O grande mérito dos quadrinhos é trazer grandes (e pequenas) questões existenciais em histórias divertidas, cativantes, inteligentes, sarcásticas e o mais importante: acessíveis a todos. Crianças podem ler. Adultos podem ler. E ambos vão gostar. Enquanto Calvin brinca com Haroldo na neve, finge ser um dinossauro, teima com seus pais ou ainda arruma formas de não fazer seu dever de casa, ele te leva a questionamentos intrigantes e você está pensando naquilo sem nem perceber.

Ele não ensina filosofia. Mas os livros de Calvin e Haroldo estão cheias de teorias, conclusões e perguntas incômodas nas quais vale a pena pensar e até expor suas crianças a elas, sem medo. Questionamentos do tipo:

“O que os animais vão fazer agora que derrubaram a floresta para construir casas?? Céus, o que as pessoas iam achar se os animais passassem um trator nos bairros e plantassem novas árvores?”

A inteligência das tirinhas de Watterson também está na construção dos personagens. Haroldo é só um tigre de pelúcia, mas tem mais sensatez que muita gente de carne e osso. Calvin é um garoto com uma grande imaginação e uma cara de pau maior ainda. Isso faz com que seus pais (que não têm nome nos quadrinhos) precisem devolver com argumentos razoáveis as teimosias do filho. O que nem sempre é possível: às vezes eles precisam gritar para mostrar ao Calvin quem são os adultos ali.

“Vocês não me ensinaram nada exceto como manipular cinicamente o sistema. Parabéns.”

Calvin parece um garoto impossível de existir. Mas em tempos de tanta facilidade de acesso à informação, e em que todo mundo nas redes sociais está pronto para desferir opiniões sobre tudo, é natural que nossas crianças tenham a mesma inclinação do personagem para o debate. E aí não adianta vencê-las falando mais alto.

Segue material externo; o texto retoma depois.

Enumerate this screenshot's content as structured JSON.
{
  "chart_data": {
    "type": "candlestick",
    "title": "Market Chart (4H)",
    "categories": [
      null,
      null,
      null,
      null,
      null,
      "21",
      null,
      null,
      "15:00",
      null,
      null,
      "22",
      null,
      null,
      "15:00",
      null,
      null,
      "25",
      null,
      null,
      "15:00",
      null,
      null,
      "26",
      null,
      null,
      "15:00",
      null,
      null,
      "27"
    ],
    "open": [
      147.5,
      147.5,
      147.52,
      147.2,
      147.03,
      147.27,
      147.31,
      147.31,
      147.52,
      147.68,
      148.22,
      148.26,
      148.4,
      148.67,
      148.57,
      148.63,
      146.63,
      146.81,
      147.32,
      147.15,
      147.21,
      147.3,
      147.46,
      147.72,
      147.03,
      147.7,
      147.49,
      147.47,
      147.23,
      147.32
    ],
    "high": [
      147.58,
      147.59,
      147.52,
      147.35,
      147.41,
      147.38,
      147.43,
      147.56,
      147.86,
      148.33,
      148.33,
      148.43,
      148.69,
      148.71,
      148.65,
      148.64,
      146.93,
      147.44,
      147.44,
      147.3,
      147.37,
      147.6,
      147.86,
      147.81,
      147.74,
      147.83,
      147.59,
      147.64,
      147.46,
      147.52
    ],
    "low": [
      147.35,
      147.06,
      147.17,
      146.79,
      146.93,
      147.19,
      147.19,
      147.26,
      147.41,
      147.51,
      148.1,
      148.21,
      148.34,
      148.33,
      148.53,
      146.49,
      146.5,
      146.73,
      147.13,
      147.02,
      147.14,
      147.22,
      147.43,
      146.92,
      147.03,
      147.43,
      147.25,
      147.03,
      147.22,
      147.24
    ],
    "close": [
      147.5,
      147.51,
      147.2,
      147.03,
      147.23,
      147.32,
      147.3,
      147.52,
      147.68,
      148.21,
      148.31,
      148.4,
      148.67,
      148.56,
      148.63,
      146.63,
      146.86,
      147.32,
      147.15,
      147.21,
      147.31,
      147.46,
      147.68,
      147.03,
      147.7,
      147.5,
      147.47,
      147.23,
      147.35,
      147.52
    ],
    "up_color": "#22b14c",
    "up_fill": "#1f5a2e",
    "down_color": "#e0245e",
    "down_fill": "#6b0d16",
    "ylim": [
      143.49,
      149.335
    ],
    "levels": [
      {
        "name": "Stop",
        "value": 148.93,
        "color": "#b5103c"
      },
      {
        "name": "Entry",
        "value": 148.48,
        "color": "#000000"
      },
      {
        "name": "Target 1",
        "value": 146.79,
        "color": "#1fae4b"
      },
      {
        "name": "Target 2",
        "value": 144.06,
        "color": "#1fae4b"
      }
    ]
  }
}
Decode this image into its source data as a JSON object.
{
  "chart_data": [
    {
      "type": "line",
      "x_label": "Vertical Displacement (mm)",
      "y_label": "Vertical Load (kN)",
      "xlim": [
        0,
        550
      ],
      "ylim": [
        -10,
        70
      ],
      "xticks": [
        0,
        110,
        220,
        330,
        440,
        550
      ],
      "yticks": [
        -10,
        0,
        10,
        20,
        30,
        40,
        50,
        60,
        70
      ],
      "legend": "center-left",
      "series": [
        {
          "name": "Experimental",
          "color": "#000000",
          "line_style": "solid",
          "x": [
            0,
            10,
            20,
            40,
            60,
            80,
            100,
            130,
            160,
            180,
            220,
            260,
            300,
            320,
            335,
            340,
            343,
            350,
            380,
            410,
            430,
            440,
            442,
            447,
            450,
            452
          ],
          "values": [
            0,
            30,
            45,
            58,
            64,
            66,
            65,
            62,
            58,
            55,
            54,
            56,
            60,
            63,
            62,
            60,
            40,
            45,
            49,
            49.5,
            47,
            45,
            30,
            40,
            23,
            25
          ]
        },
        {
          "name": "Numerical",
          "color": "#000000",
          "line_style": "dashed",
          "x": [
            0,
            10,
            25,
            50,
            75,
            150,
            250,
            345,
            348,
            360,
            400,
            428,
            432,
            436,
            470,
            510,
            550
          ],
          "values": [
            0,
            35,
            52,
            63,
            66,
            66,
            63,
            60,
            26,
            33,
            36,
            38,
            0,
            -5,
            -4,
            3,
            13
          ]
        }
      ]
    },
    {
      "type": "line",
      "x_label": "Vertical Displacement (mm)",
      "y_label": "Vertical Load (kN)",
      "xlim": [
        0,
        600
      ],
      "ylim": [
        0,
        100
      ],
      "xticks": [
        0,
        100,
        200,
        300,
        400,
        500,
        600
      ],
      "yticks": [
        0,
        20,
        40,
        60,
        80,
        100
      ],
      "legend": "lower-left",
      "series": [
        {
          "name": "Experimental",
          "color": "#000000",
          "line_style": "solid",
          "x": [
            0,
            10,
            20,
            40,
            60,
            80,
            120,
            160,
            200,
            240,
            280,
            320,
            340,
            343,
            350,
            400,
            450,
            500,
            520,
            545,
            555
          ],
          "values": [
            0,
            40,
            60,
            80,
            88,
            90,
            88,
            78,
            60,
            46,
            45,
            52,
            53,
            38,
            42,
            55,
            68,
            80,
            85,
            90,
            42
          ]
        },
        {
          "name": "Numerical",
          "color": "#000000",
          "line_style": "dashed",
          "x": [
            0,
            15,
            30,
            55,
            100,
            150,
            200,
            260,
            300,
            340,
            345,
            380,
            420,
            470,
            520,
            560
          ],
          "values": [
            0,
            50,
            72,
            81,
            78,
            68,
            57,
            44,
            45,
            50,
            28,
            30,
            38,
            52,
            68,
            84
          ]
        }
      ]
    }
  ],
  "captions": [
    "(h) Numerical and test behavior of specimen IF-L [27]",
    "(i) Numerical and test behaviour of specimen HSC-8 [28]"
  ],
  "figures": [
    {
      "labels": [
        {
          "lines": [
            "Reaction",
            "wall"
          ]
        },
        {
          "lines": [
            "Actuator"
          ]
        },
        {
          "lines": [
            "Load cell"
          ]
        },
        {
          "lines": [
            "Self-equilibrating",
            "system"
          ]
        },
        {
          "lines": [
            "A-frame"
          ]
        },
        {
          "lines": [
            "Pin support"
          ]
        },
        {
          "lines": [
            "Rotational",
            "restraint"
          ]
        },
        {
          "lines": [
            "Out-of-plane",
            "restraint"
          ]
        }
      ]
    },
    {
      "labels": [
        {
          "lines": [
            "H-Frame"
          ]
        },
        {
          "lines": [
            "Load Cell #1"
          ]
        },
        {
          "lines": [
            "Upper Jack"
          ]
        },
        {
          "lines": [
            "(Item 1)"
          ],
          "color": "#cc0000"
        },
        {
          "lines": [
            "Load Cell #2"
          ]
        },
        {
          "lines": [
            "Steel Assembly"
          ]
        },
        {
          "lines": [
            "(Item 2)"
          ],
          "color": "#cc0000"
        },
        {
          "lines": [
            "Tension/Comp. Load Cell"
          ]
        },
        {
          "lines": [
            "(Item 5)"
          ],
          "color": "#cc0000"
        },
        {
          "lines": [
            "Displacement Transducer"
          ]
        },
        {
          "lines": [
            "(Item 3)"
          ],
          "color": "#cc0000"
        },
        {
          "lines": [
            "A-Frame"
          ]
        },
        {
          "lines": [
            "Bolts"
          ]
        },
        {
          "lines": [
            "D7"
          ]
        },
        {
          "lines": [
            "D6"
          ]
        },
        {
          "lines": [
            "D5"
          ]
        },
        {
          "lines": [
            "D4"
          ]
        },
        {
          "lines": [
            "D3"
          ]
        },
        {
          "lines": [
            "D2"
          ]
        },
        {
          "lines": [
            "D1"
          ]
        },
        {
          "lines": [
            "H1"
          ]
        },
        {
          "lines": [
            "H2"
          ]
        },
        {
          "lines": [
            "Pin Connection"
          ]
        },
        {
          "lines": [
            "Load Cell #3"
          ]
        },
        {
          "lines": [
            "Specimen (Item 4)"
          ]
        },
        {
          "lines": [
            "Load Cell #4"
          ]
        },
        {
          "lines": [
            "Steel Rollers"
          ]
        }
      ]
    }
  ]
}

As crianças esperam de nós, adultos, argumentos convincentes que respondam às questões levantadas pela inocência e imaginação tão próprias delas. Ou que, pelo menos, tenhamos a sensibilidade de pensar sobre o assunto se não soubermos a resposta. E uma dessas questões é: estamos preparados para criar filhos com esse senso crítico?

Mas talvez a tal revista esteja certa em achar absurda a ideia da filosofia ser ensinada como português ou matemática. Crianças questionadoras acabam ficando iguais ao Calvin: terríveis.